Further, CB does not become involved in assessing the ownership of entities which are not regulated by CB.
In the case of Swarnamahal Financial Services PLC (SFSP), separate regulatory approvals are required to change the ownership of the company. Accordingly, conditional approval was granted by the Monetary Board of CB for a separate proposal submitted by SFSP. As per the said proposal, the proposed owner will be a locally incorporated entity.
In the event the current buyer is not able to infuse the balance $ 5 million, ETIF would retain SFSP. In this regard, ETIF is already considering alternatives for reviving SFSP. Further, the transaction to dispose the assets of ETIF was arranged by the Board of Directors of ETIF in response to regulatory actions initiated by CB against the company and its directors.
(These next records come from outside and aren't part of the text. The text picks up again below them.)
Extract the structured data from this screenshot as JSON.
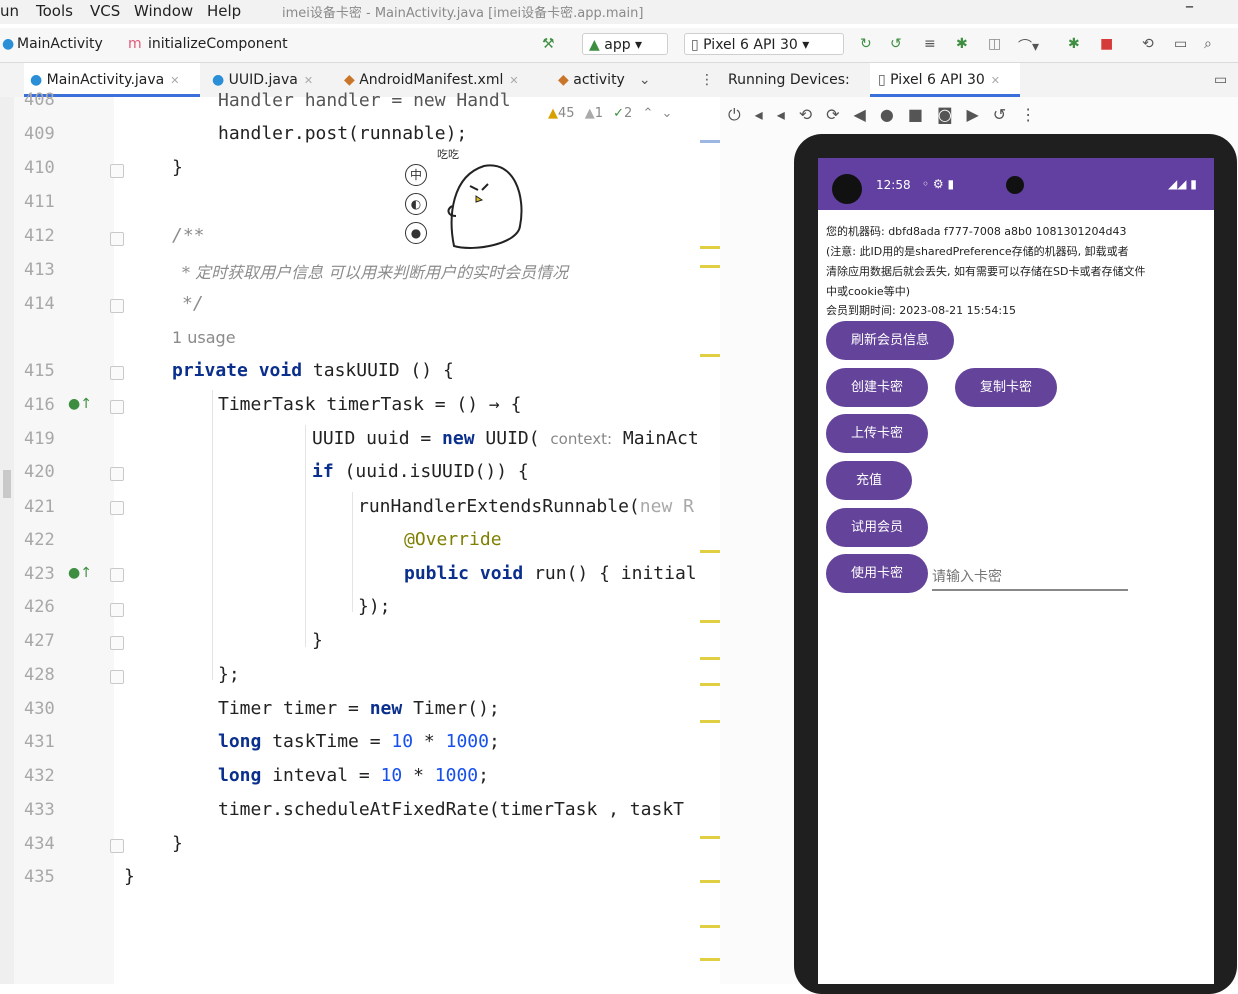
{
  "menu": [
    "un",
    "Tools",
    "VCS",
    "Window",
    "Help"
  ],
  "window_title": "imei设备卡密 - MainActivity.java [imei设备卡密.app.main]",
  "navbar": {
    "breadcrumb": [
      "MainActivity",
      "initializeComponent"
    ],
    "run_config": "app",
    "device": "Pixel 6 API 30"
  },
  "tabs": [
    {
      "label": "MainActivity.java",
      "active": true
    },
    {
      "label": "UUID.java",
      "active": false
    },
    {
      "label": "AndroidManifest.xml",
      "active": false
    },
    {
      "label": "activity",
      "active": false
    }
  ],
  "running_devices": {
    "label": "Running Devices:",
    "tab": "Pixel 6 API 30"
  },
  "inspection": {
    "warnings": "45",
    "weak": "1",
    "typos": "2"
  },
  "code": {
    "lines": [
      {
        "n": "408",
        "text": "Handler handler = new Handl"
      },
      {
        "n": "409",
        "text": "handler.post(runnable);"
      },
      {
        "n": "410",
        "text": "}"
      },
      {
        "n": "411",
        "text": ""
      },
      {
        "n": "412",
        "text": "/**"
      },
      {
        "n": "413",
        "text": "* 定时获取用户信息 可以用来判断用户的实时会员情况"
      },
      {
        "n": "414",
        "text": "*/"
      },
      {
        "n": "",
        "text": "1 usage"
      },
      {
        "n": "415",
        "text": "private void taskUUID () {"
      },
      {
        "n": "416",
        "text": "TimerTask timerTask = () → {"
      },
      {
        "n": "419",
        "text": "UUID uuid = new UUID( context: MainAct"
      },
      {
        "n": "420",
        "text": "if (uuid.isUUID()) {"
      },
      {
        "n": "421",
        "text": "runHandlerExtendsRunnable(new R"
      },
      {
        "n": "422",
        "text": "@Override"
      },
      {
        "n": "423",
        "text": "public void run() { initial"
      },
      {
        "n": "426",
        "text": "});"
      },
      {
        "n": "427",
        "text": "}"
      },
      {
        "n": "428",
        "text": "};"
      },
      {
        "n": "430",
        "text": "Timer timer = new Timer();"
      },
      {
        "n": "431",
        "text": "long taskTime = 10 * 1000;"
      },
      {
        "n": "432",
        "text": "long inteval = 10 * 1000;"
      },
      {
        "n": "433",
        "text": "timer.scheduleAtFixedRate(timerTask , taskT"
      },
      {
        "n": "434",
        "text": "}"
      },
      {
        "n": "435",
        "text": "}"
      }
    ],
    "overlay_mark": "吃吃"
  },
  "phone": {
    "time": "12:58",
    "info_lines": [
      "您的机器码: dbfd8ada f777-7008 a8b0 1081301204d43",
      "(注意: 此ID用的是sharedPreference存储的机器码, 卸载或者",
      "清除应用数据后就会丢失, 如有需要可以存储在SD卡或者存储文件",
      "中或cookie等中)",
      "会员到期时间: 2023-08-21 15:54:15"
    ],
    "buttons": {
      "refresh": "刷新会员信息",
      "create": "创建卡密",
      "copy": "复制卡密",
      "upload": "上传卡密",
      "recharge": "充值",
      "trial": "试用会员",
      "use_card": "使用卡密"
    },
    "card_placeholder": "请输入卡密"
  },
  "colors": {
    "accent": "#64439b",
    "statusbar": "#6140a1",
    "keyword": "#0a2f8c",
    "tab_active": "#3b6fd9"
  }
}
The relevant agreement to transfer assets was made between the company and the buyer. In the event there is a breach of the conditions in the said agreement, the company may take appropriate steps as provided for in the agreement.
As clearly mentioned in CB’s press release dated 11 February, proceeds of the already concluded $ 54 million part of the transaction was utilised to repay 20% of the depositors, amounting to Rs. 6.4 billion. Further, all funds were directly received by ETIF. CB had at no time received any funds involved in this transaction, as mentioned in the above article.
The fact that ETIF was considering investors was public information. CB itself mentioned this in its press release dated 2 January 2018 on regulatory actions taken by CB on ETIF and SFSP. CB has made available the information in this regard to the public from time to time, in compliance with the provisions of Section 45 of the Monetary Law Act, No. 58 of 1949 (as amended). The article in question claims that the Government would lose $ 17 million. However, CB emphasises that the Government would not incur any cost, irrespective of whether the transaction to transfer assets of ETIF goes through or not, since ETIF is a privately owned limited liability company.
CB would like to reiterate that CB does not get directly involved in negotiations between regulated companies and potential investors. CB’s involvement is for protecting the interests of the depositors. This is a transaction between ETIF and BSCM, and CB was involved to ensure that there was a reasonable valuation from the perspective of the depositors.